Nachdem sich die Europäische Gemeinschaft bei ihrer Abgasgesetzgebung auf den kleinsten gemeinsamen Nenner geeinigt hat, fällt es den Autoherstellern leicht, auch die „Sauberkeit“ der einst als Dreckschleudern verachteten Kleinwagen (bis 1399 Kubikzentimeter) zu betonen. Peugeot zum Beispiel wird vom kommenden Jahr an Kleinwagen verkaufen, die auch ohne Katalysator „schadstofffrei“ sind und daher unter die Steuerbefreiung in der Bundesrepublik fallen. Toyota preist seine Mehrventil-Technik als Problemloser und rechnet dabei den bundesdeutschen Autofahrern vor, daß sie mit dem schadstofffreien Modell Starlet 1,0 „die volle Kfz-Steuerbefreiung bekommen“ und damit in den ersten dreieinhalb Jahren „stolze 750 Mark sparen“. Dieses Rechenbeispiel ist nur nachvollziehbar, wenn man die allerungünstigsten Umstände zugrunde legt, aber typisch für einen neuen Trend in der Automobilwerbung.
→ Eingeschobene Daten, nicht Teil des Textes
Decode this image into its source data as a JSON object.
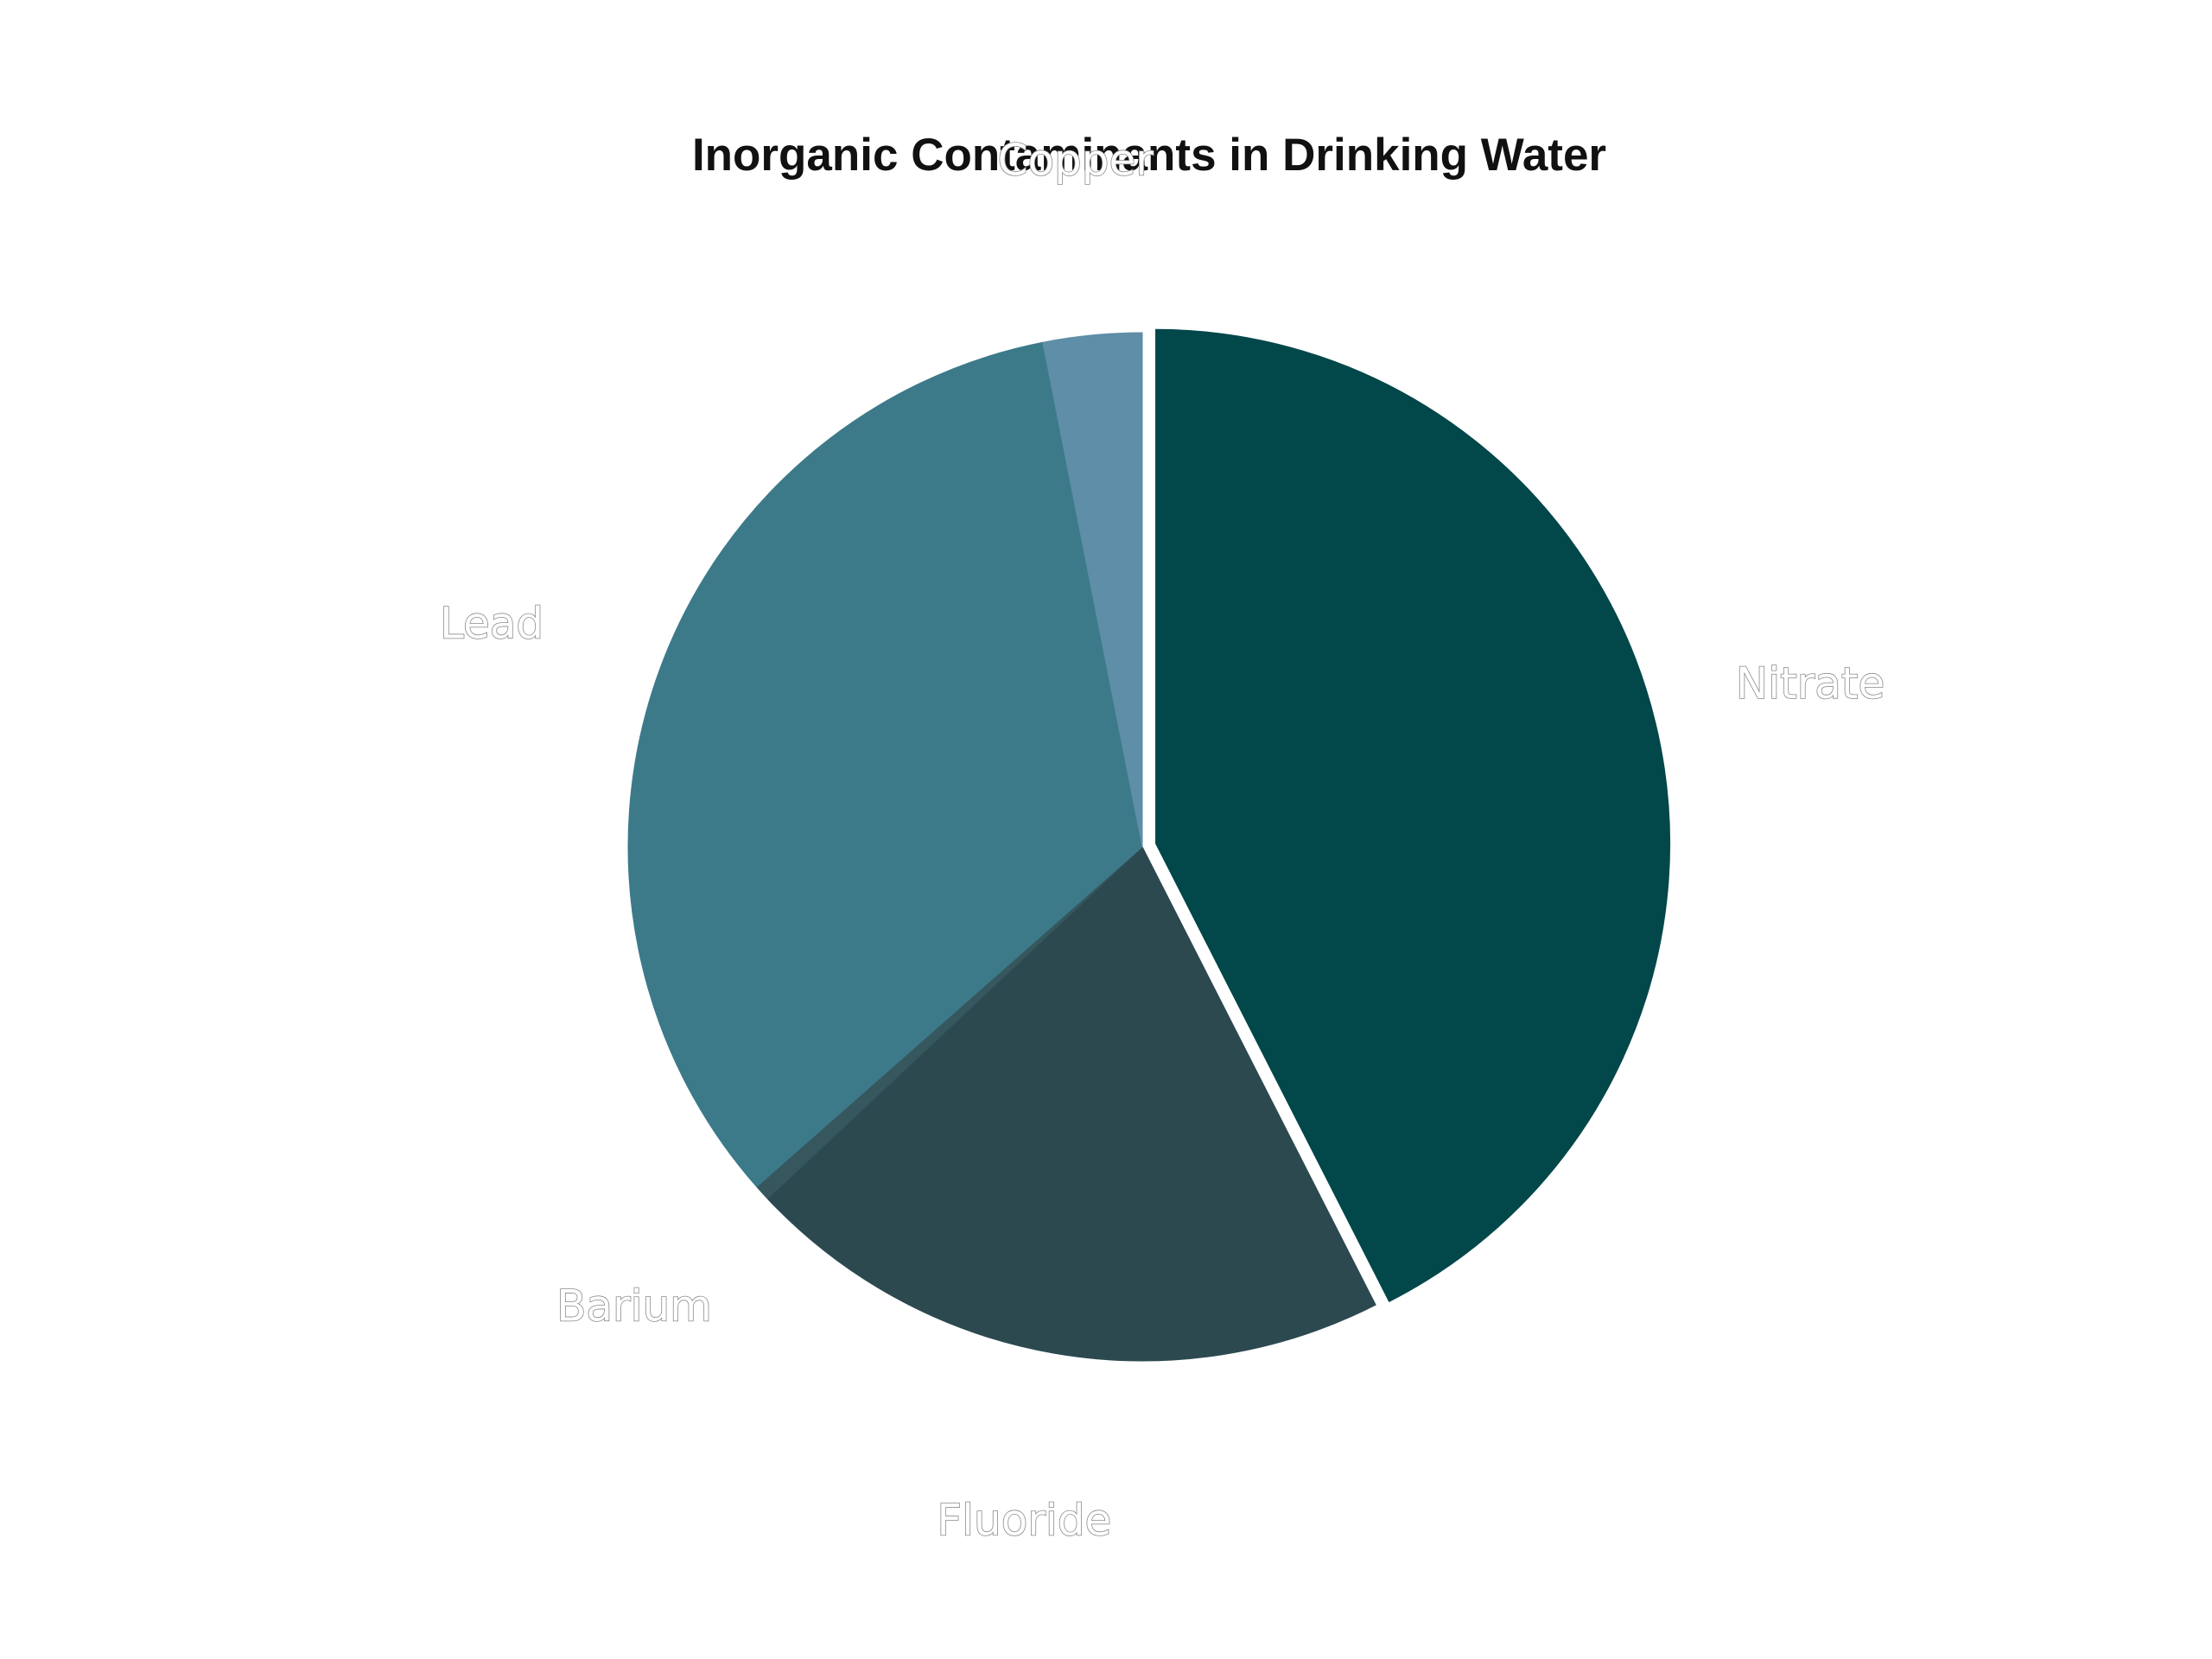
{
  "chart_data": {
    "type": "pie",
    "title": "Inorganic Contaminants in Drinking Water",
    "start_angle_deg": 0,
    "direction": "clockwise",
    "legend": "none",
    "slices": [
      {
        "label": "Nitrate",
        "value": 42.5,
        "color": "#02474A",
        "exploded": true
      },
      {
        "label": "Fluoride",
        "value": 20.5,
        "color": "#2C4950",
        "exploded": false
      },
      {
        "label": "Barium",
        "value": 0.5,
        "color": "#37575E",
        "exploded": false
      },
      {
        "label": "Lead",
        "value": 33.4,
        "color": "#3C7A8A",
        "exploded": false
      },
      {
        "label": "Copper",
        "value": 3.1,
        "color": "#5E8EA8",
        "exploded": false
      }
    ]
  }
}
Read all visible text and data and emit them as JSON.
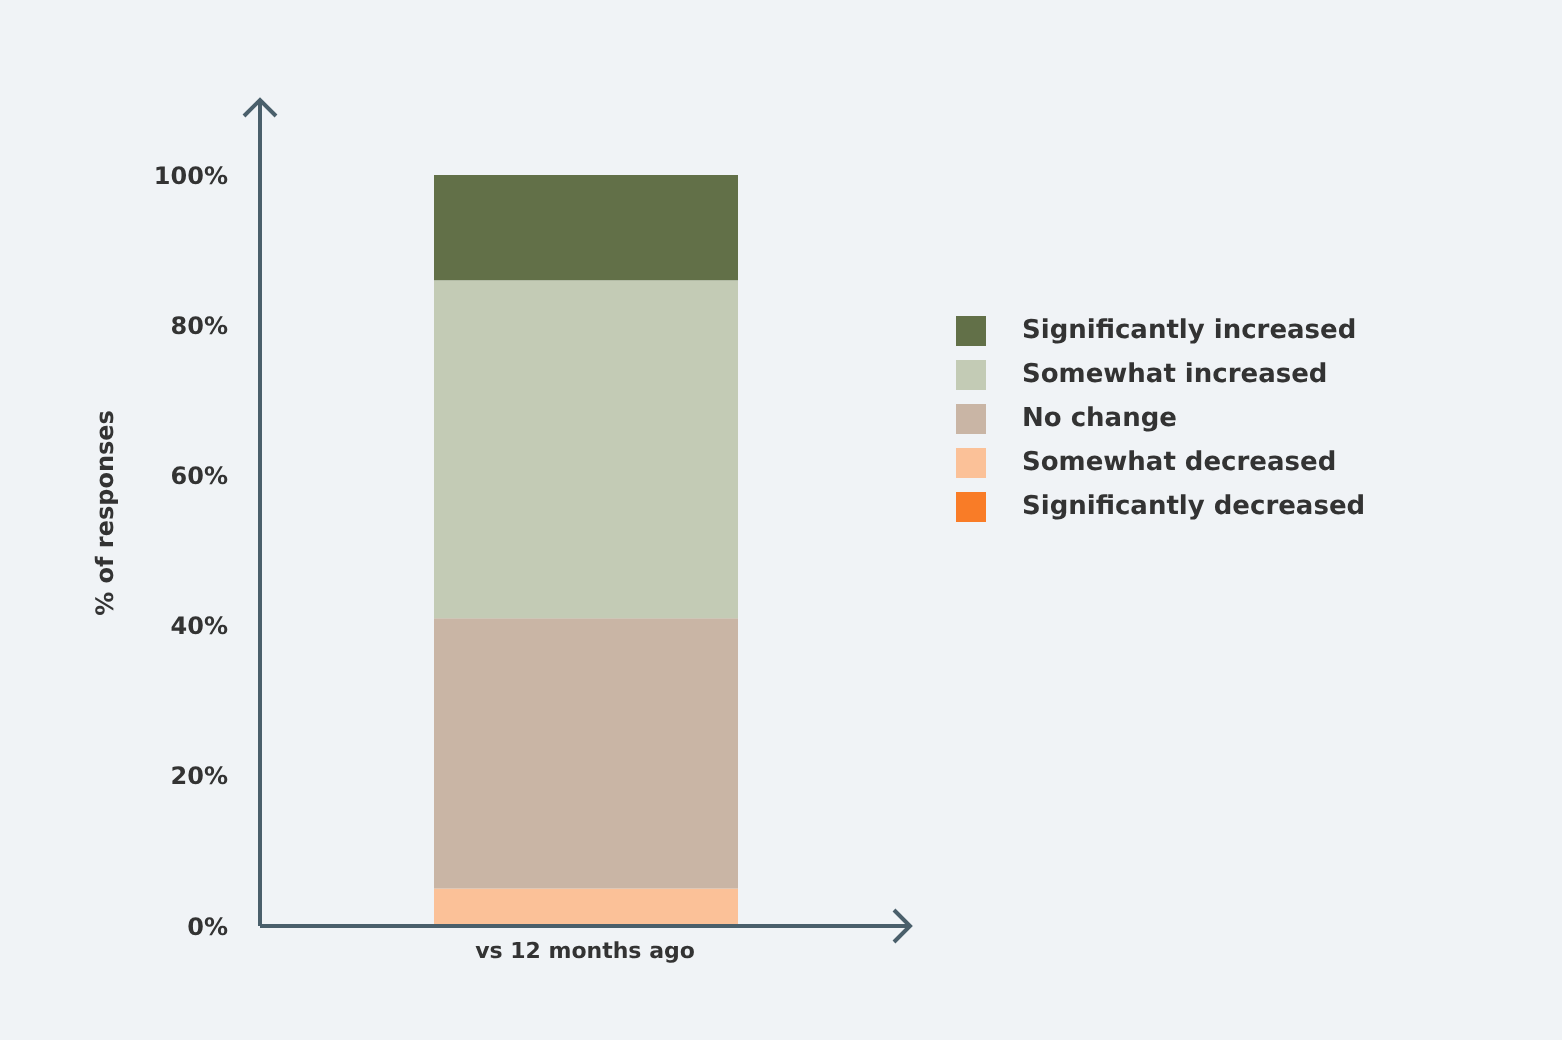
{
  "chart_data": {
    "type": "bar",
    "stacked": true,
    "ylabel": "% of responses",
    "categories": [
      "vs 12 months ago"
    ],
    "series": [
      {
        "name": "Significantly decreased",
        "color": "#f97c27",
        "values": [
          0
        ]
      },
      {
        "name": "Somewhat decreased",
        "color": "#fbc198",
        "values": [
          5
        ]
      },
      {
        "name": "No change",
        "color": "#c9b5a5",
        "values": [
          36
        ]
      },
      {
        "name": "Somewhat increased",
        "color": "#c3cbb5",
        "values": [
          45
        ]
      },
      {
        "name": "Significantly increased",
        "color": "#627048",
        "values": [
          14
        ]
      }
    ],
    "ylim": [
      0,
      110
    ],
    "yticks": [
      {
        "value": 0,
        "label": "0%"
      },
      {
        "value": 20,
        "label": "20%"
      },
      {
        "value": 40,
        "label": "40%"
      },
      {
        "value": 60,
        "label": "60%"
      },
      {
        "value": 80,
        "label": "80%"
      },
      {
        "value": 100,
        "label": "100%"
      }
    ],
    "grid": false,
    "legend": "right"
  }
}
Was jetzt vor allem zählt, ist Umweltverträglichkeit trotz hoher Leistung. Ein – quantitativ allerdings nicht sehr großes – Problem sind die unerfahrenen jugendlichen Käufer dieser vergleichsweise preiswerten Flitzer. Der nun beschlossene „Führerschein auf Probe“ wird hier hoffentlich Abhilfe schaffen.

G. W.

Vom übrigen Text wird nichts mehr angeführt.